Suppose a replica crashes after processing nine blocks and comes back when the network moves on to state 100, which happens to be the next scheduled checkpoint. Here is how replica components interact to trigger the state transfer:

1. Consensus observes a catch-up package advertisement and fetches its content. The package indicates that the latest recoverable state is 100 and its manifest hash is $H_{100}$.
2. Consensus checks the latest locally available state height (it’s nine).
3. Consensus decides that replaying blocks is not an option and instructs the State Machine to fetch state 100 with root hash $H_{100}$.
4. State Machine subscribes to artifact advertisements and initiates the fetch once a matching one arrives.

Fetching states incrementally

Once the state machine knows which state it needs to fetch, it doesn’t need any instructions from the consensus module; it uses the transport module directly. Continuing our example, here is how the State Machine syncs from state 9 to 100:

1. Transport delivers an advertisement for a checkpoint with hash $H_{100}$. State Machine initiates an artifact fetch.
2. State Machine fetches the zeroth chunk, which by convention contains the manifest, decodes it, and ensures that its hash matches $H_{100}$.
3. State Machine compares the manifests of checkpoint 9 and 100, classifying chunks as either locally available or missing.
4. It copies locally available chunks into their proper positions.
5. It instructs Transport to fetch all the missing chunks. Transport can stream data from several peers concurrently.
6. As Transport delivers chunks, State Machine validates their hashes against the manifest and puts them into their slots on disk.
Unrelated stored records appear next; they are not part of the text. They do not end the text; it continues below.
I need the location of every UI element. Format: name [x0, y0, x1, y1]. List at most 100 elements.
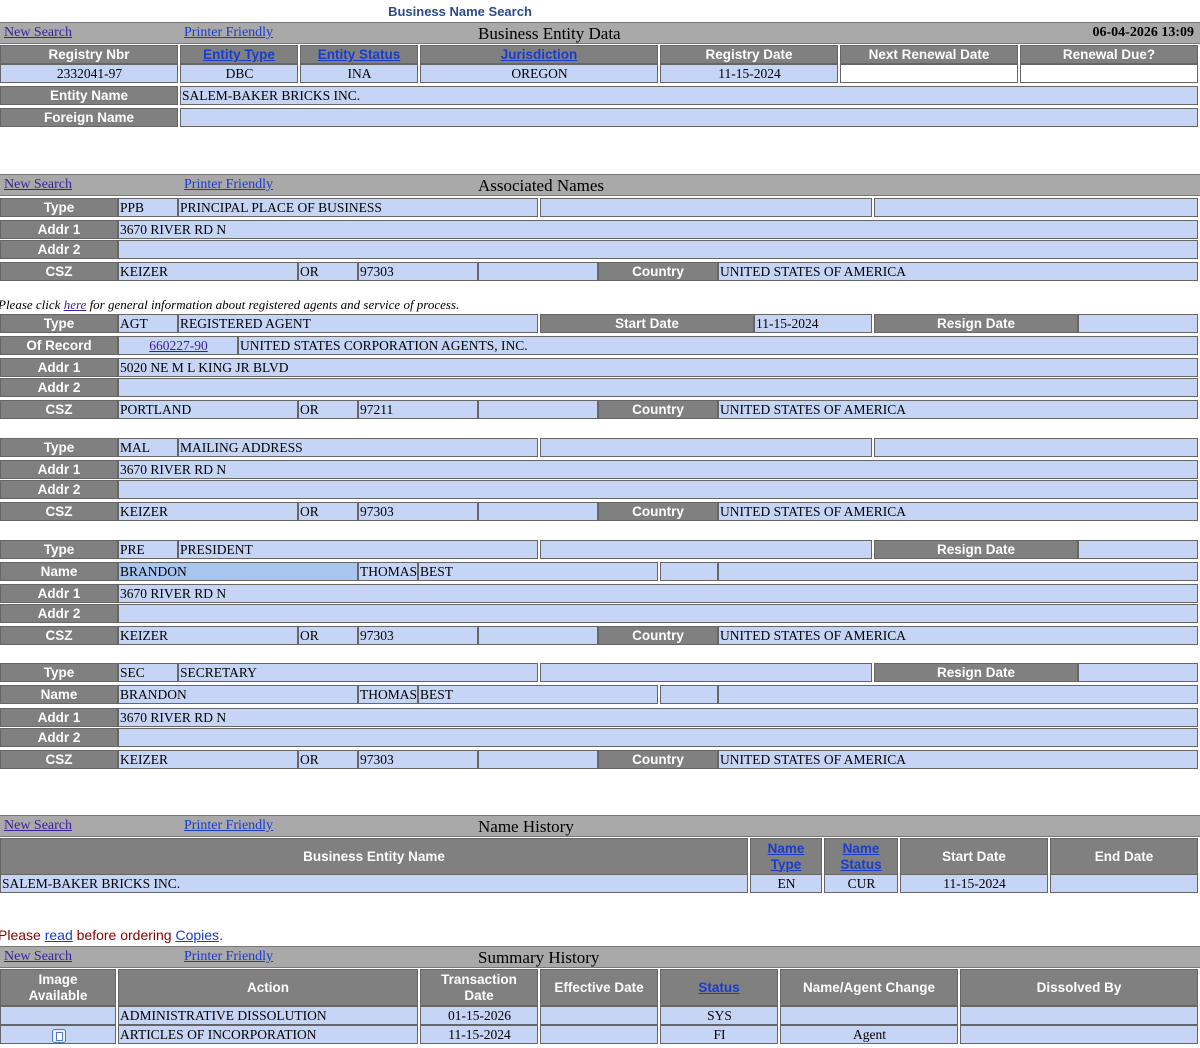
addr2	[118, 240, 1198, 259]
jurisdiction-header[interactable]: Jurisdiction	[420, 45, 658, 64]
status: FI	[660, 1025, 778, 1044]
transaction-date: 01-15-2026	[420, 1006, 538, 1025]
agent-info-here-link[interactable]: here	[64, 297, 87, 312]
last-name: BEST	[418, 685, 658, 704]
suffix	[660, 562, 718, 581]
name-type-code: SEC	[118, 663, 178, 682]
name-type-header[interactable]: Name Type	[750, 838, 822, 875]
country-label: Country	[598, 502, 718, 521]
resign-date	[1078, 663, 1198, 682]
image-available[interactable]	[0, 1025, 116, 1044]
name-type-code: PRE	[118, 540, 178, 559]
history-end-date	[1050, 874, 1198, 893]
copies-link[interactable]: Copies	[175, 927, 219, 943]
last-name: BEST	[418, 562, 658, 581]
printer-friendly-link[interactable]: Printer Friendly	[184, 949, 273, 965]
addr2-label: Addr 2	[0, 480, 118, 499]
name-status-header[interactable]: Name Status	[824, 838, 898, 875]
name-history-header-row: Business Entity Name Name Type Name Status…	[0, 838, 1200, 876]
agent-record-link[interactable]: 660227-90	[149, 338, 208, 353]
section-title: Summary History	[478, 948, 600, 967]
addr2	[118, 480, 1198, 499]
timestamp: 06-04-2026 13:09	[1092, 25, 1195, 40]
printer-friendly-link[interactable]: Printer Friendly	[184, 25, 273, 41]
empty-cell	[874, 198, 1198, 217]
read-link[interactable]: read	[45, 927, 73, 943]
csz-label: CSZ	[0, 400, 118, 419]
new-search-link[interactable]: New Search	[4, 949, 72, 965]
new-search-link[interactable]: New Search	[4, 818, 72, 834]
addr2-label: Addr 2	[0, 604, 118, 623]
addr1-label: Addr 1	[0, 584, 118, 603]
entity-type-header[interactable]: Entity Type	[180, 45, 298, 64]
business-name-search-link[interactable]: Business Name Search	[0, 4, 920, 19]
csz-label: CSZ	[0, 502, 118, 521]
country-label: Country	[598, 400, 718, 419]
summary-history-bar: New Search Printer Friendly Summary Hist…	[0, 946, 1200, 968]
middle-name: THOMAS	[358, 562, 418, 581]
registry-nbr: 2332041-97	[0, 64, 178, 83]
transaction-date-header: Transaction Date	[420, 969, 538, 1006]
start-date-header: Start Date	[900, 838, 1048, 875]
new-search-link[interactable]: New Search	[4, 25, 72, 41]
resign-date	[1078, 540, 1198, 559]
addr1: 3670 RIVER RD N	[118, 460, 1198, 479]
jurisdiction: OREGON	[420, 64, 658, 83]
state: OR	[298, 400, 358, 419]
state: OR	[298, 262, 358, 281]
zip: 97303	[358, 626, 478, 645]
addr1: 3670 RIVER RD N	[118, 584, 1198, 603]
zip: 97303	[358, 502, 478, 521]
empty-cell	[478, 262, 598, 281]
state: OR	[298, 626, 358, 645]
empty-cell	[718, 562, 1198, 581]
type-label: Type	[0, 438, 118, 457]
entity-status-header[interactable]: Entity Status	[300, 45, 418, 64]
addr2-label: Addr 2	[0, 240, 118, 259]
section-title: Business Entity Data	[478, 24, 621, 43]
status: SYS	[660, 1006, 778, 1025]
status-header[interactable]: Status	[660, 969, 778, 1006]
printer-friendly-link[interactable]: Printer Friendly	[184, 818, 273, 834]
name-agent-change	[780, 1006, 958, 1025]
empty-cell	[478, 626, 598, 645]
entity-header-row: Registry Nbr Entity Type Entity Status J…	[0, 45, 1200, 65]
resign-date-label: Resign Date	[874, 663, 1078, 682]
middle-name: THOMAS	[358, 685, 418, 704]
city: KEIZER	[118, 626, 298, 645]
addr1-label: Addr 1	[0, 220, 118, 239]
zip: 97303	[358, 262, 478, 281]
name-agent-change-header: Name/Agent Change	[780, 969, 958, 1006]
addr2	[118, 378, 1198, 397]
effective-date-header: Effective Date	[540, 969, 658, 1006]
document-icon[interactable]	[51, 1028, 66, 1043]
registry-date: 11-15-2024	[660, 64, 838, 83]
pre-type-row: Type PRE PRESIDENT Resign Date	[0, 540, 1200, 560]
name-history-bar: New Search Printer Friendly Name History	[0, 815, 1200, 837]
new-search-link[interactable]: New Search	[4, 177, 72, 193]
addr1-label: Addr 1	[0, 358, 118, 377]
name-type-desc: PRINCIPAL PLACE OF BUSINESS	[178, 198, 538, 217]
empty-cell	[540, 540, 872, 559]
renewal-due	[1020, 64, 1198, 83]
agent-record-nbr[interactable]: 660227-90	[118, 336, 238, 355]
name-label: Name	[0, 562, 118, 581]
state: OR	[298, 502, 358, 521]
empty-cell	[540, 663, 872, 682]
entity-data-bar: New Search Printer Friendly Business Ent…	[0, 22, 1200, 44]
first-name: BRANDON	[118, 685, 358, 704]
history-start-date: 11-15-2024	[900, 874, 1048, 893]
type-label: Type	[0, 198, 118, 217]
mal-type-row: Type MAL MAILING ADDRESS	[0, 438, 1200, 458]
country: UNITED STATES OF AMERICA	[718, 626, 1198, 645]
table-row: ADMINISTRATIVE DISSOLUTION 01-15-2026 SY…	[0, 1006, 1200, 1026]
name-type-desc: SECRETARY	[178, 663, 538, 682]
entity-values-row: 2332041-97 DBC INA OREGON 11-15-2024	[0, 64, 1200, 84]
suffix	[660, 685, 718, 704]
resign-date	[1078, 314, 1198, 333]
addr2	[118, 604, 1198, 623]
addr1: 3670 RIVER RD N	[118, 220, 1198, 239]
country: UNITED STATES OF AMERICA	[718, 400, 1198, 419]
agent-record-name: UNITED STATES CORPORATION AGENTS, INC.	[238, 336, 1198, 355]
printer-friendly-link[interactable]: Printer Friendly	[184, 177, 273, 193]
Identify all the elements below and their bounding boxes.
When there are no more chunks to fetch, the checkpoint 100 is finalized.

The state transfer procedure is incremental: A replica that was offline for a brief period fetches only the changed data. It’s also resumable: If a checkpoint goes away before the transfer completes, the receiver can reuse the fetched chunks in the next sync attempt.

Paths not taken

It’s instructive to mention alternative rejected state sync protocols.

One early idea involved a catching-up node connecting to a healthy one, sending its state height, and receiving all the subsequent state updates. This protocol has major flaws:

1. It requires versioning every bit of the replica state and peppering all state transitions with version updates. Missing an update is a nasty bug.
2. It pushes most of the work to the healthy node, slowing down the subnet. A catching-up node is idle, so it should bear most of the costs.
3. It’s sequential: there is no obvious way to involve more than one sender.
4. It isn’t resumable: If the transfer interrupts, the receiver starts from scratch.

Another alternative was to represent the entire replica state as a state tree and sync these logical trees instead of concrete file-system representations. This approach would make it easier to specify the protocol and support syncing between replicas written in different languages, but the extra complexity outweighed the benefits.

Conclusion

This article focused on two features that differentiate the Internet Computer from most other blockchains: state trees and a built-in state sync protocol. State trees allow clients to query a certified subnet state by talking to a single node. The state sync protocol allows for fast node recovery and painless reconfiguration.